Diyarbakır'da son bir hafta içerisinde üç şüpheli kadın intiharı gerçekleşirken, bir kadın ise tanıdığı bir erkek tarafından yaşadığı evde katledildi. Amed Kadına Yönelik Şiddetle Mücadele Ağı, Yenişehir ilçesi Ofis semtinde bulunan Gevran Caddesi'nde basın açıklaması gerçekleştirdi.
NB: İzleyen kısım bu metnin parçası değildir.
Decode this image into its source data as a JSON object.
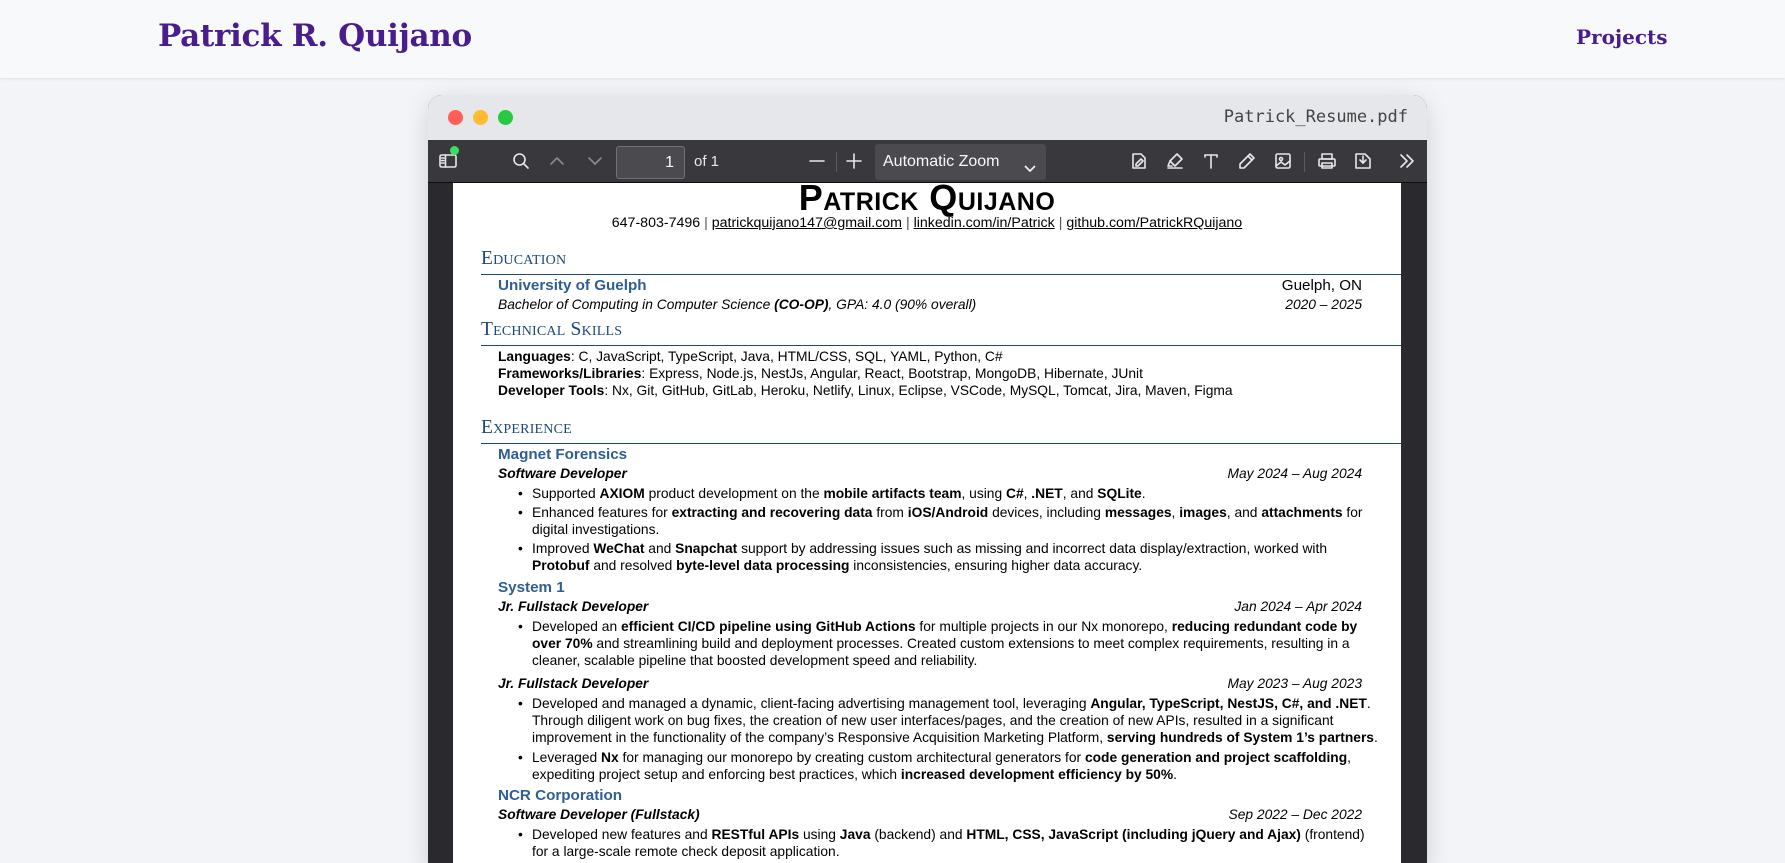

Artan kadın katliamları ve intiharlarının politik olduğuna dikkat çeken kadınlar, "Jin, jiyan, azadi", "Jin jiyane, jiyane nekuje", "Asla yalnız yürümeyeceksin", "Korkmuyoruz, susmuyoruz, itaat etmiyoruz" sloganları attı.Kadın katliamlarına karşı ses çıkarmak için bir araya gelen kadınlar binlerce polis tarafından ablukaya alındı.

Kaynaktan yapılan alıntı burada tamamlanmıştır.